Abstract Sediment routing systems of cratonic domains have not been studied extensively because their relief and erosion rates are very low, although their vast dimensions allowed them to contribute to a significant proportion of the sediments exported to the global ocean. To gain further insights into the behavior of cratonic sediment routing systems at geological time scales, we investigated the Guiana Shield and its Atlantic rifted margin (i.e., the Guiana-Suriname and Foz do Amazonas Basins, northern South America) over the Meso-Cenozoic with an emphasis on paleoenvironment and accumulation histories of the offshore sediments. We show that the basins of the Guiana Shield rifted margin record (1) periods of very low siliciclastic supply concomitant with the development of carbonate platforms, alternating with (2) phases of higher siliciclastic supply associated with sand-dominated clastic deposits and turbidites. Low siliciclastic supplies reflect either very limited rift-related relief growth and erosion such as during the Central Atlantic rifting in the Late Jurassic or intense lateritic weathering of the cratonic source area during Paleogene–Miocene climate optima.
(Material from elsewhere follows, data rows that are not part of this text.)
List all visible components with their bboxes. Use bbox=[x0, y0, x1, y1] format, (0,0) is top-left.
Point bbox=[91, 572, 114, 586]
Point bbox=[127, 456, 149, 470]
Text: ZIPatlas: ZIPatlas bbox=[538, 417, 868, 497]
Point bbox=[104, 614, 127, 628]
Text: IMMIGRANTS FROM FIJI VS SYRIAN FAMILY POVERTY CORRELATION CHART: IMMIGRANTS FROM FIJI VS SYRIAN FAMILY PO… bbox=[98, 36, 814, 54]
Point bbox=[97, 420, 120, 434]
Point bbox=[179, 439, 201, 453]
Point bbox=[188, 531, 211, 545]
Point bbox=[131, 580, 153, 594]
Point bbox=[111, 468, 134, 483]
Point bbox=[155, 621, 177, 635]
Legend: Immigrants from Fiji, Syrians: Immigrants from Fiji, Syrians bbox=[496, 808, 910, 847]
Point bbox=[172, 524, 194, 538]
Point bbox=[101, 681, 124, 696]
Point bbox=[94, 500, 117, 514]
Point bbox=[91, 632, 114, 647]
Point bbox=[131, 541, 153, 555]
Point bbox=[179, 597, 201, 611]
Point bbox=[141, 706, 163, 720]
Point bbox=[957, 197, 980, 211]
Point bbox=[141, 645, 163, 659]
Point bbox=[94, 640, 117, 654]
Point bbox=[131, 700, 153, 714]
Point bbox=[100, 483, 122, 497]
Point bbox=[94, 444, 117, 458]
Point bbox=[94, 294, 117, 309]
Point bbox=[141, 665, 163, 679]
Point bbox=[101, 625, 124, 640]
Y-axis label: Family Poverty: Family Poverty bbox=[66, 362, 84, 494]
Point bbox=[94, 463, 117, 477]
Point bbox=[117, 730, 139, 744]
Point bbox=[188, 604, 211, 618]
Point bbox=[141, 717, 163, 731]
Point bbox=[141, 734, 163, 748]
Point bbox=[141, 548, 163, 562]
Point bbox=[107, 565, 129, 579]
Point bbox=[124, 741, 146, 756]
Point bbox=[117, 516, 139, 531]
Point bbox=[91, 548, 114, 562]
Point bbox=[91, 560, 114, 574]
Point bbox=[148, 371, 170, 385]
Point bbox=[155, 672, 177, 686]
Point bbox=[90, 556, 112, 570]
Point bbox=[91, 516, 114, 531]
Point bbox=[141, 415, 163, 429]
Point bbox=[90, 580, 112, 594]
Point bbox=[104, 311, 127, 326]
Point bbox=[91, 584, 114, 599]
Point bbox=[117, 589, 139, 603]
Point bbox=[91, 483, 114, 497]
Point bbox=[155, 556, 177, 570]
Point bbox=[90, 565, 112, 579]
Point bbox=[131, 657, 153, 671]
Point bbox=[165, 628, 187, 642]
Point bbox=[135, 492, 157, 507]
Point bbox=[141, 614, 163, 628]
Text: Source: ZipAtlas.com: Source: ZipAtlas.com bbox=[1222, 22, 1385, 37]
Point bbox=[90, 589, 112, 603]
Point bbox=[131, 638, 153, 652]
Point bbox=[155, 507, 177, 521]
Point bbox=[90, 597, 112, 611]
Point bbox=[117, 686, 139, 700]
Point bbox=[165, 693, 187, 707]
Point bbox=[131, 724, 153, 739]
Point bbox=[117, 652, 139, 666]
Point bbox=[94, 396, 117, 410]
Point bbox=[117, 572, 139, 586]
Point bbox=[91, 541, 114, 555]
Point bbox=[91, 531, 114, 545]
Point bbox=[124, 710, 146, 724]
Higher siliciclastic supplies correspond either to (1) periods of rapid rift-related relief growth and erosion such as during the Equatorial Atlantic rifting (Early Cretaceous), (2) periods of drainage reorganization over a steadily eroding cratonic domain (Late Cretaceous), or (3) periods of tapping of sediments stored in the Andean retro-foreland basins via the presentday Orinoco and Amazon Rivers (Plio-Pleistocene).